El caballo de Alitar
D. Pedro Gómez de Aguilar tenía una magnífica finca cerca de la ciudad de Cabra. Un día del mes de noviembre le avisaron que sus colonos habían bandonado la finca a causa de una invasión de los moros. D. Pedro no podía creer las noticias y sin decir nada a sus hijos, montó a caballo y se fue a la finca para informarse del suceso.
Llovía a cántaros y no vio a nadie en el camino. Al llegar a su finca no vio a nadie tampoco y creía que ya se habían ido los moros.
Algunos momentos después se vio rodeado de cuarenta de ellos a las órdenes del famoso alcaide de Loja, Aliatar. La resistencia y la fuga eran imposibles. Gómez de Aguilar tenía que rendirse.
-- ¿Dónde están sus hijos? – preguntó Aliatar a D. Pedro.
-- He venido solo, porque no podía creer que se atreviese Vd. a llegar hasta aquí.
Sonrió el viejo alcaide, enseñando unos dientes todavía blancos y replicó:
-- Me habían ponderado mucho su finca y tenía deseos de conocerla. Pero como sus colonos habrán dado la alarma, vamos ahora hacia Carcabuey y es preciso que nos acompañe Vd.
-- Aliatar, fije Vd. el precio de mi rescate, y, si no es demasiado, le doy palabra de que lo recibirá en Loja antes de dos días.
-- No dudo de su palabra, mas prefiero su persona a su dinero.
-- ¿Quiere Vd. canjearme por uno de los suyos…?
-- No tienen Vds. un prisionero nuestro que valga tanto como Vd. Así, pues, debe Vd. resignarse y seguirnos.
Se pusieron en camino, pero no se atrevían a seguir el camino frecuentado. Tenían que marchar uno a uno por sendas extraviadas. D. Pedro iba en el centro, junto a Aliatar, y los dos caballeros hablaban amigablemente.
Llegó una ocasión en que se encontraron solos, pues los de adelante habían caminado más aprisa que los de atrás. Tenían a sus pies un barranco. Al instante comprendió Gómez de Aguilar que se le presentaba una ocasión favorable para salvarse.
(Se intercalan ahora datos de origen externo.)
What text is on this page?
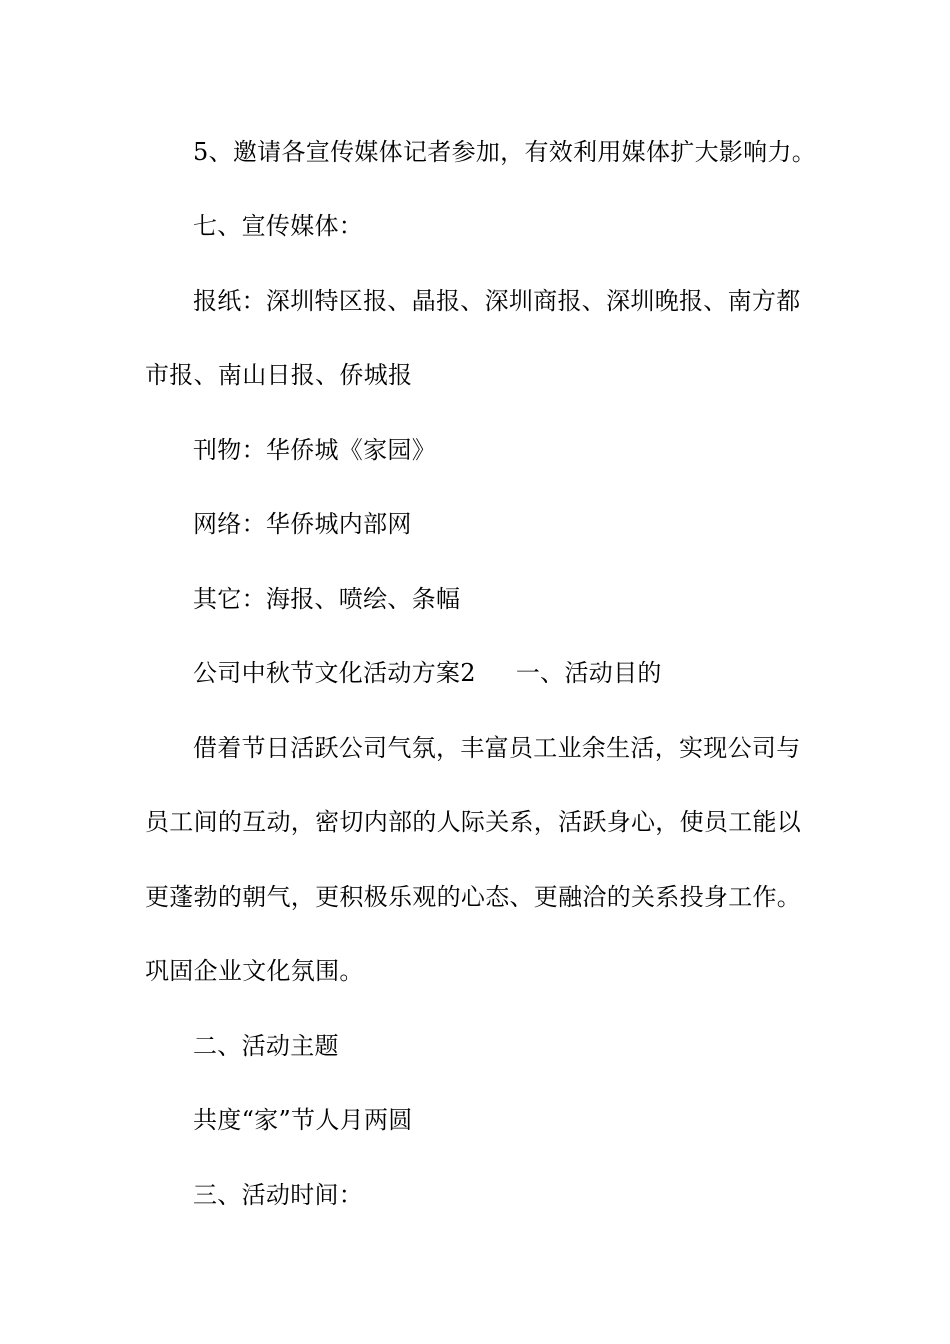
5、邀请各宣传媒体记者参加，有效利用媒体扩大影响力。
七、宣传媒体：
报纸：深圳特区报、晶报、深圳商报、深圳晚报、南方都
市报、南山日报、侨城报
刊物：华侨城《家园》
网络：华侨城内部网
其它：海报、喷绘、条幅
公司中秋节文化活动方案2 一、活动目的
借着节日活跃公司气氛，丰富员工业余生活，实现公司与
员工间的互动，密切内部的人际关系，活跃身心，使员工能以
更蓬勃的朝气，更积极乐观的心态、更融洽的关系投身工作。
巩固企业文化氛围。
二、活动主题
共度“家”节人月两圆
三、活动时间：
Tiró al caudillo árabe al barranco, le sujetó y amordazó. Le quitó sus armas y le obligó a esconderse con él.
Empuñó D. Pedro su puńal y dijo a Aliatar en voz muy queda:
-- Si se mueve Vd., le mato. Los suyos vendrán en seguida a buscarnos.
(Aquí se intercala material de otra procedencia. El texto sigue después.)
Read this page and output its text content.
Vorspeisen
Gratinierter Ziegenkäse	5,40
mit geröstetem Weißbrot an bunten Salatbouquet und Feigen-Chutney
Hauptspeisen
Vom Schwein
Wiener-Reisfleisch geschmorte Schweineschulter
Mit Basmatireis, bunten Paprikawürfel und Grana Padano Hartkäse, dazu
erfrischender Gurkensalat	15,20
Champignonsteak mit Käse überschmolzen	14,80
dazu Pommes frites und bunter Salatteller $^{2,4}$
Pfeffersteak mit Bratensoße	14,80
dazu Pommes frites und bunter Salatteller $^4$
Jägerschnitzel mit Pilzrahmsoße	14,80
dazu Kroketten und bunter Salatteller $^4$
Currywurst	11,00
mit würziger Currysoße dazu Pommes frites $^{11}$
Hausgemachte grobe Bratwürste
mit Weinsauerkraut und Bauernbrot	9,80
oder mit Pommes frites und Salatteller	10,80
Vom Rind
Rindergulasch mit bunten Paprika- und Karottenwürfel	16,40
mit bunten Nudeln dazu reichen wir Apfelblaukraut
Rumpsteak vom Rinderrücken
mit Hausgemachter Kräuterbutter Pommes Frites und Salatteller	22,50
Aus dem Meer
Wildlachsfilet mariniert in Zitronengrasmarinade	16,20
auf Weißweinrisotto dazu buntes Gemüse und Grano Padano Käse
-- Mi palabra le doy, Gómez de Aguilar. No necesita Vd. mordaza para mí.
Se la quitó su enemigo. Fiaba en la palabra de Aliatar como en la suya, porque la fama del alcaide de Loja era la de un perfecto caballero.
En efecto, pronto empezaron los árabes a buscar a su jefe y al prisionero. Algunos se dirigían al escondite. Los momentos eran supremos.
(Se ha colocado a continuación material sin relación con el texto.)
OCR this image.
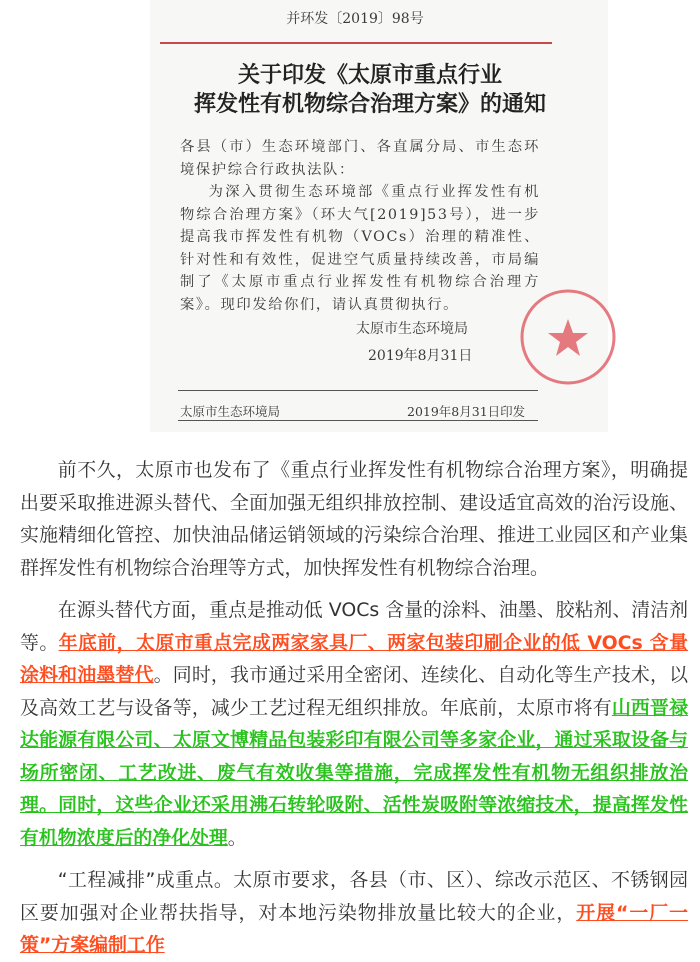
并环发〔2019〕98号
关于印发《太原市重点行业
挥发性有机物综合治理方案》的通知
各县（市）生态环境部门、各直属分局、市生态环境保护综合行政执法队：
为深入贯彻生态环境部《重点行业挥发性有机物综合治理方案》（环大气[2019]53号），进一步提高我市挥发性有机物（VOCs）治理的精准性、针对性和有效性，促进空气质量持续改善，市局编制了《太原市重点行业挥发性有机物综合治理方案》。现印发给你们，请认真贯彻执行。
太原市生态环境局
2019年8月31日
太原市生态环境局	2019年8月31日印发

前不久，太原市也发布了《重点行业挥发性有机物综合治理方案》，明确提出要采取推进源头替代、全面加强无组织排放控制、建设适宜高效的治污设施、实施精细化管控、加快油品储运销领域的污染综合治理、推进工业园区和产业集群挥发性有机物综合治理等方式，加快挥发性有机物综合治理。

在源头替代方面，重点是推动低 VOCs 含量的涂料、油墨、胶粘剂、清洁剂等。年底前，太原市重点完成两家家具厂、两家包装印刷企业的低 VOCs 含量涂料和油墨替代。同时，我市通过采用全密闭、连续化、自动化等生产技术，以及高效工艺与设备等，减少工艺过程无组织排放。年底前，太原市将有山西晋禄达能源有限公司、太原文博精品包装彩印有限公司等多家企业，通过采取设备与场所密闭、工艺改进、废气有效收集等措施，完成挥发性有机物无组织排放治理。同时，这些企业还采用沸石转轮吸附、活性炭吸附等浓缩技术，提高挥发性有机物浓度后的净化处理。

“工程减排”成重点。太原市要求，各县（市、区）、综改示范区、不锈钢园区要加强对企业帮扶指导，对本地污染物排放量比较大的企业，开展“一厂一策”方案编制工作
Nunca había estado Gómez de Aguilar en peligro tan inminente de su vida. Aquellos hombres no le habrían dado cuartel.
Volvió sus ojos a Aliatar. Éste no se movía y sus ojos parecían decir:
-- Yo no me moveré; y no los llamaré.
Pero a veces brillaba en su mirada una viva esperanza que Gómez de Aguilar interpretaba en estas palabras:
-- Pero es muy probable que nos encuentren sin llamarlos y sin moverme.
Al fin estaban dos de los moros a cuatro pasos del escondite.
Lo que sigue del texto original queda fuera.